Jackson Jambalaya is the home of Trollfest '07. Catch this great event which promises to leave NE Jackson & Fondren in flames. Sonjay Poontang and his band headline the night with a special steel cage, no time limit "loser must leave town" bout between Alan Lange and "Big Cat"Donna Ladd following afterwards. Kamikaze will perform his new song F*** Bush, he's still a _____. Did I mention there was no referee? Dr. Heddy Matthias and Lori Gregory will face off in the undercard dueling with dangling participles and other um, devices. Robbie Bell will perform Her two latest songs: My Best Friends are in the Media and Mama's, Don't Let Your Babies Grow up to be George Bell. Sid Salter of The Clarion-Ledger will host "Pin the Tail on the Trial Lawyer", sponsored by State Farm.

There will be a hugging booth where in exchange for your young son, Frank Melton will give you a loooong hug. Trollfest will have a dunking booth where Muhammed the terrorist will curse you to Allah as you try to hit a target that will drop him into a vat of pig grease. However, in the true spirit of Separate But Equal, Don Imus and someone from NE Jackson will also sit in the dunking booth for an equal amount of time. Tom Head will give a reading for two hours on why he can't figure out who the hell he is. Cliff Cargill will give lessons with his .80 caliber desert eagle, using Frank Melton photos as targets. Tackleberry will be on hand for an autograph session. KIM Waaaaaade will be passing out free titles and deeds to crackhouses formerly owned by The Wood Street Players.

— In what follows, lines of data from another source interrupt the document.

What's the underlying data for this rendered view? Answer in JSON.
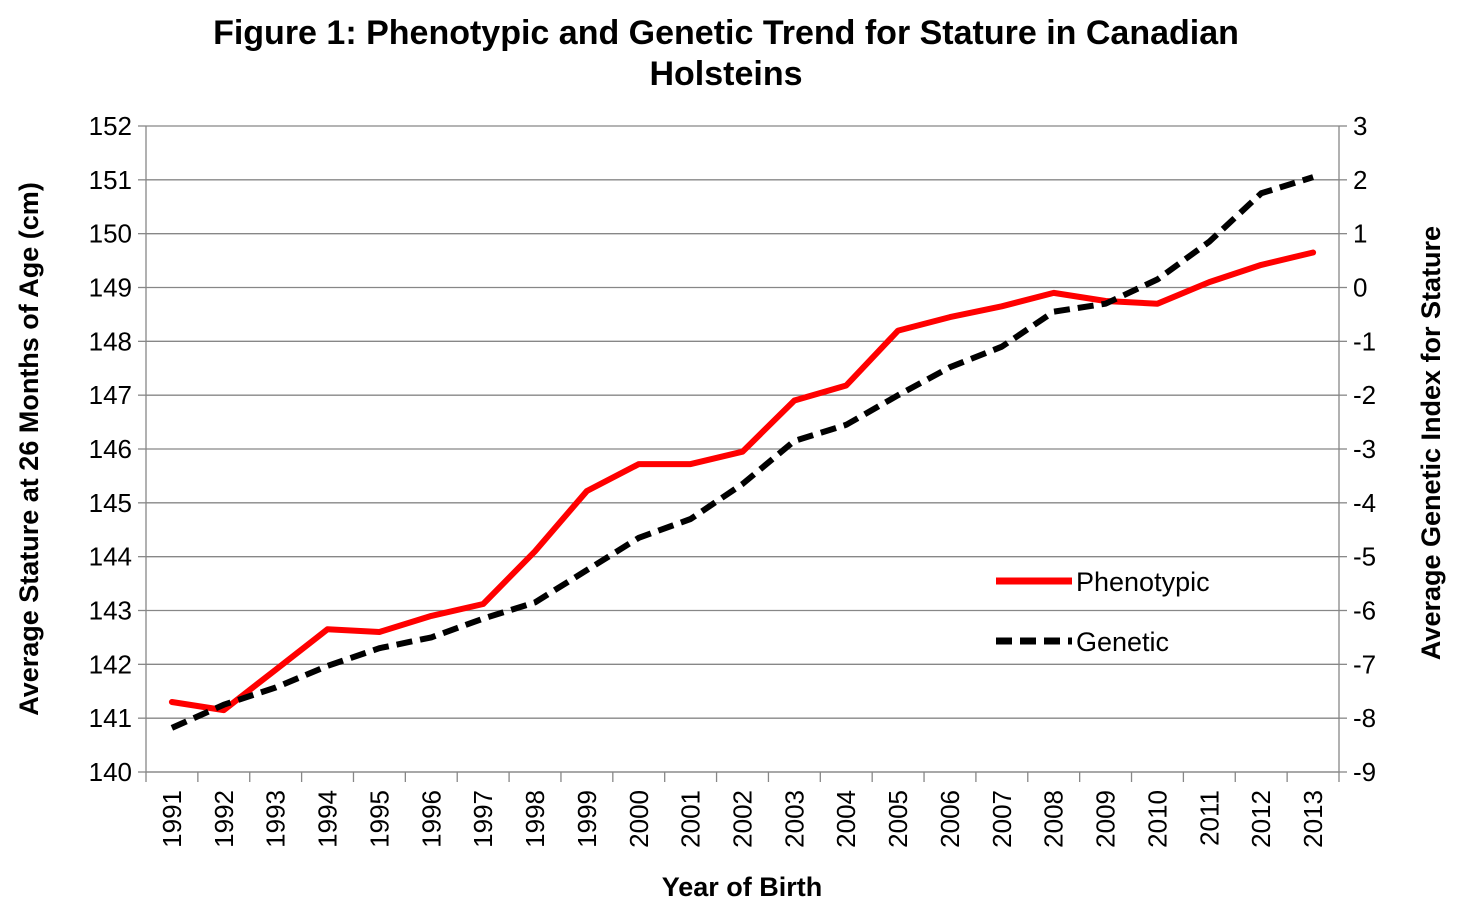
{
  "chart_data": {
    "type": "line",
    "title": "Figure 1: Phenotypic  and Genetic Trend for Stature in Canadian Holsteins",
    "title_lines": [
      "Figure 1: Phenotypic  and Genetic Trend for Stature in Canadian",
      "Holsteins"
    ],
    "xlabel": "Year of Birth",
    "ylabel": "Average Stature at 26 Months of Age (cm)",
    "ylabel_right": "Average Genetic Index for Stature",
    "categories": [
      "1991",
      "1992",
      "1993",
      "1994",
      "1995",
      "1996",
      "1997",
      "1998",
      "1999",
      "2000",
      "2001",
      "2002",
      "2003",
      "2004",
      "2005",
      "2006",
      "2007",
      "2008",
      "2009",
      "2010",
      "2011",
      "2012",
      "2013"
    ],
    "ylim": [
      140,
      152
    ],
    "yticks": [
      "140",
      "141",
      "142",
      "143",
      "144",
      "145",
      "146",
      "147",
      "148",
      "149",
      "150",
      "151",
      "152"
    ],
    "ylim_right": [
      -9,
      3
    ],
    "yticks_right": [
      "-9",
      "-8",
      "-7",
      "-6",
      "-5",
      "-4",
      "-3",
      "-2",
      "-1",
      "0",
      "1",
      "2",
      "3"
    ],
    "grid": true,
    "legend_position": "center-right",
    "series": [
      {
        "name": "Phenotypic",
        "axis": "left",
        "color": "#ff0000",
        "style": "solid",
        "values": [
          141.3,
          141.15,
          141.9,
          142.65,
          142.6,
          142.9,
          143.12,
          144.1,
          145.22,
          145.72,
          145.72,
          145.95,
          146.9,
          147.18,
          148.2,
          148.45,
          148.65,
          148.9,
          148.75,
          148.7,
          149.1,
          149.42,
          149.65
        ]
      },
      {
        "name": "Genetic",
        "axis": "right",
        "color": "#000000",
        "style": "dashed",
        "values": [
          -8.18,
          -7.75,
          -7.43,
          -7.03,
          -6.7,
          -6.5,
          -6.15,
          -5.85,
          -5.25,
          -4.65,
          -4.3,
          -3.65,
          -2.85,
          -2.55,
          -2.0,
          -1.48,
          -1.1,
          -0.45,
          -0.3,
          0.15,
          0.85,
          1.75,
          2.05
        ]
      }
    ]
  }
}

If you get tired come relax at the Fox News Tent. To gain admittance to the VIP section, bring either your Republican Party ID card or a Rebel Flag. Bringing both will entitle you to free drinks.Get your tickets now. Since this is an event for trolls, no ID is required, just bring the hate. Bring the family, Trollfest '07 is for EVERYONE!!!

This is definitely a Beaver production.